20 November 2018 – As an ESFRI research infrastructure for neutrino astronomy and particle physics, KM3NeT actively participates in the new ESCAPE science cluster that will address Open Science data challenges shared by the participating European large research infrastructures for astronomy and particle physics. Early 2019, ESCAPE will be launched officially. Read the press release and the project summary.
The European Union member states, recognising the challenges of data driven research in pursuing excellent science, have launched the European Open Science Cloud (EOSC) initiative.

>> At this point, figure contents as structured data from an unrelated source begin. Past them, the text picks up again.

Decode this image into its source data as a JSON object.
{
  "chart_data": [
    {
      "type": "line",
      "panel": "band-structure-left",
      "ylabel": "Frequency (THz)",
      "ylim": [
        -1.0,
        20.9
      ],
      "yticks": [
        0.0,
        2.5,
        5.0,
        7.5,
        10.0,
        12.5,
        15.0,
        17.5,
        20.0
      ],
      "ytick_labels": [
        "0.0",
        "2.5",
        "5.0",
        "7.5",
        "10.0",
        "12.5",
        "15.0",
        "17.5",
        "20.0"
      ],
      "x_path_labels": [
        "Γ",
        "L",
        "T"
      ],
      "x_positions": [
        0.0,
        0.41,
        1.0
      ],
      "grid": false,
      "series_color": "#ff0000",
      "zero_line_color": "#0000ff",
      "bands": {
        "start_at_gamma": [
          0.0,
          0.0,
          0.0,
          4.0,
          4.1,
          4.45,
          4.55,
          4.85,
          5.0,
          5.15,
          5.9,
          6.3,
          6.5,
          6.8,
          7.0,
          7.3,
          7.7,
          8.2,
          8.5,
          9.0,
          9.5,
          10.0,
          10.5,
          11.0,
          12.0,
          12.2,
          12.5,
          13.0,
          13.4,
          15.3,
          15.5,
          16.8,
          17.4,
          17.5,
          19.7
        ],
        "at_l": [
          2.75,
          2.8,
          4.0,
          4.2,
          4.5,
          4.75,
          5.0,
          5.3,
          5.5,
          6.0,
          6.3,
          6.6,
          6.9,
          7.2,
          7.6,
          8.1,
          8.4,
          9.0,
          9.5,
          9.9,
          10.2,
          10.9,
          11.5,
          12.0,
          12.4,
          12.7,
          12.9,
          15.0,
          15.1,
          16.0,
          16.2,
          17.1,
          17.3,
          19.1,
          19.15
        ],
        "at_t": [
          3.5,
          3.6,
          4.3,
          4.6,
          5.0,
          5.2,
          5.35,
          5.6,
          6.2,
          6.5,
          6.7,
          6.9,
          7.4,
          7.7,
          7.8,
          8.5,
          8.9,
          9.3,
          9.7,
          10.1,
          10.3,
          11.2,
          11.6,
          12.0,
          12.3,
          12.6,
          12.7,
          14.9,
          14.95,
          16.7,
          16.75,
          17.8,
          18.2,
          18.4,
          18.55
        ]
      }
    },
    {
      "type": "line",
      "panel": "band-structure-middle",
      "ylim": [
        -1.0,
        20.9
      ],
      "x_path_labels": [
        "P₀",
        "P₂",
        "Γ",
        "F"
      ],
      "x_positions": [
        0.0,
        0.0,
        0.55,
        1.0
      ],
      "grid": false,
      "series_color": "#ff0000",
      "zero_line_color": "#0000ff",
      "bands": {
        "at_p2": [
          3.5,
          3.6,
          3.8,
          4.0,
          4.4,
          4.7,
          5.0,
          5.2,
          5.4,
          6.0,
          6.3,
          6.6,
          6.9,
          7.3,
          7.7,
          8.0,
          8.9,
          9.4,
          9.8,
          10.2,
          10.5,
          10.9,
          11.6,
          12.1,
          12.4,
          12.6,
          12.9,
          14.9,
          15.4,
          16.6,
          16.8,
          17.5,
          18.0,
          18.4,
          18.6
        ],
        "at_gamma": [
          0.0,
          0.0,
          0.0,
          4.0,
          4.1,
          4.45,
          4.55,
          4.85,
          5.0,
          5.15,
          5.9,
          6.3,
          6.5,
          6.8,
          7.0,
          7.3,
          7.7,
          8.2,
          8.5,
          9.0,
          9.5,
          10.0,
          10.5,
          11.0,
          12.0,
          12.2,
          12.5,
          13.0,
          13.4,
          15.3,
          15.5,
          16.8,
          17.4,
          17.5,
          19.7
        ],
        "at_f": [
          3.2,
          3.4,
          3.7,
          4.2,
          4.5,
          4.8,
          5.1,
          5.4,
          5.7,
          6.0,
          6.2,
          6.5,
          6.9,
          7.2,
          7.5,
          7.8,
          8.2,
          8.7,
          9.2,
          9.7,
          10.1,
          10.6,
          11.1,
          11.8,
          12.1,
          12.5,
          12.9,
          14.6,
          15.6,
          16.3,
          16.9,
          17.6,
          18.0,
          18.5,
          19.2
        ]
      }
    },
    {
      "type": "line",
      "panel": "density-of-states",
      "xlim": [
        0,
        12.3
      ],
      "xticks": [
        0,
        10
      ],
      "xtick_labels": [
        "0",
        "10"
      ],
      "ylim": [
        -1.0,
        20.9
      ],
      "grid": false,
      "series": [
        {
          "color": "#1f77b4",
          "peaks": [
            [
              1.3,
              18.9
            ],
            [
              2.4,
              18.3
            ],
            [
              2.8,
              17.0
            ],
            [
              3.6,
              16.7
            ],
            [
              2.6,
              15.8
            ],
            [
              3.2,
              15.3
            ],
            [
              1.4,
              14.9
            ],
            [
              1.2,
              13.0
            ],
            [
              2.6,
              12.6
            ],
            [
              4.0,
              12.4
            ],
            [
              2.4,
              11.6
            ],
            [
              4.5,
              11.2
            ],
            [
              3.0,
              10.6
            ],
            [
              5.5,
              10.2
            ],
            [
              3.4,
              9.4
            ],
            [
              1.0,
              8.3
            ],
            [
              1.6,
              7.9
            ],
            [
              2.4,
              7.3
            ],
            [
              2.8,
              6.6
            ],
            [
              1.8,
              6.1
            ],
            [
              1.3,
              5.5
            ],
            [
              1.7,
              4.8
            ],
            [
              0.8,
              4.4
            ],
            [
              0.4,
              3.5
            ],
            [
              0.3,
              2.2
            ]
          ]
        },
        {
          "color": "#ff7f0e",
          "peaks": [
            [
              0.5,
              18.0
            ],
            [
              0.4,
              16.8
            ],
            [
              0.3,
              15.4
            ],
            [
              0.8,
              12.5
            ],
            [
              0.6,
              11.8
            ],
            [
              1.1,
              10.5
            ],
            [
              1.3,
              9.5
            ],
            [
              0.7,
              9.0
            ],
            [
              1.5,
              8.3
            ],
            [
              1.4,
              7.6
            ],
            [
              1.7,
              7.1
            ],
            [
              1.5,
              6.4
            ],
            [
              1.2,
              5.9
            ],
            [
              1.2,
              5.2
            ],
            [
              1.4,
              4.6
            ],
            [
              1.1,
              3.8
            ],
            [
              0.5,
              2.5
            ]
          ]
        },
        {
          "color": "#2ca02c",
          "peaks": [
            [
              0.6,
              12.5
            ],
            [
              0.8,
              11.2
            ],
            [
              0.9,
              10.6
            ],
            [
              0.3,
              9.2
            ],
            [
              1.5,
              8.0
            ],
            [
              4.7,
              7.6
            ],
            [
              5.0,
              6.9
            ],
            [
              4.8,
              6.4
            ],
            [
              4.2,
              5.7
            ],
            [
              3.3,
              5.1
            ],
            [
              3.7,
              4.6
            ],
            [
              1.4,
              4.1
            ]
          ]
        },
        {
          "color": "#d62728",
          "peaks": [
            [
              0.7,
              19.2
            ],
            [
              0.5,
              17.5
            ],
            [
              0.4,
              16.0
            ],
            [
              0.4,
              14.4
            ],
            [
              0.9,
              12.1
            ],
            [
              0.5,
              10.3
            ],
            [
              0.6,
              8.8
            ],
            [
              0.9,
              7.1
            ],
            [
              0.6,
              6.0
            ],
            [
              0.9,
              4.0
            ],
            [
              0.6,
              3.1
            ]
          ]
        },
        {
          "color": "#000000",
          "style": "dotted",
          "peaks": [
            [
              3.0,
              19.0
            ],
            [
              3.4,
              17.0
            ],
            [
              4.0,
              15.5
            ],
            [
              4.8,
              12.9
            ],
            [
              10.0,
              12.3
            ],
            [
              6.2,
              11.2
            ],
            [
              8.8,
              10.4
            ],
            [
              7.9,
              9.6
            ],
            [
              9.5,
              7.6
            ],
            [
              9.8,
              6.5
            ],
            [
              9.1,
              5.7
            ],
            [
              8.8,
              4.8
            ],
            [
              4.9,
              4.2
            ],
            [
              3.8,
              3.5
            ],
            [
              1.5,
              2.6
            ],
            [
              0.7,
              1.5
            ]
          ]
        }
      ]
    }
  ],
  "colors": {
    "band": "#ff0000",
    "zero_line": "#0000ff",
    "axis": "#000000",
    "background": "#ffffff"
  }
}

EOSC is a cloud for research data in Europe allowing for universal access to data through a single online platform. EOSC will federate existing resources across national data centres, e-infrastructures and research infrastructures allowing researchers and citizens to access and re-use data produced by other scientists. EOSC success is based on continuous engagement with scientific stakeholders actively supporting its implementation and in their respective capacities.
ESCAPE (European Science Cluster of Astronomy & Particle physics ESFRI research infrastructures) aims to address the Open Science challenges shared by ESFRI facilities (CTA, ELT, EST, FAIR, HL-LHC, KM3NeT, SKA) as well as other pan-European research infrastructures (CERN, ESO, JIV-ERIC, EGO-Virgo) in astronomy and particle physics research domains.
The complexity of all this new apparatus in science grows rapidly, the data volume produced by them is seeing a tremendous increase and the software to analyse the data is becoming more and more complex. On the other hand, this data should be accessible to the growing scientific communities, as they collaborate and interact. The ESCAPE project brings together partners from astronomy and particle physics to collaborate on building the EOSC. The ESCAPE actions aim at delivering solutions to ensure integration of data, tools, services and scientific software; to foster common approaches to implement open-data stewardship; to establish interoperability within EOSC as an integrated multi-probe facility for fundamental science.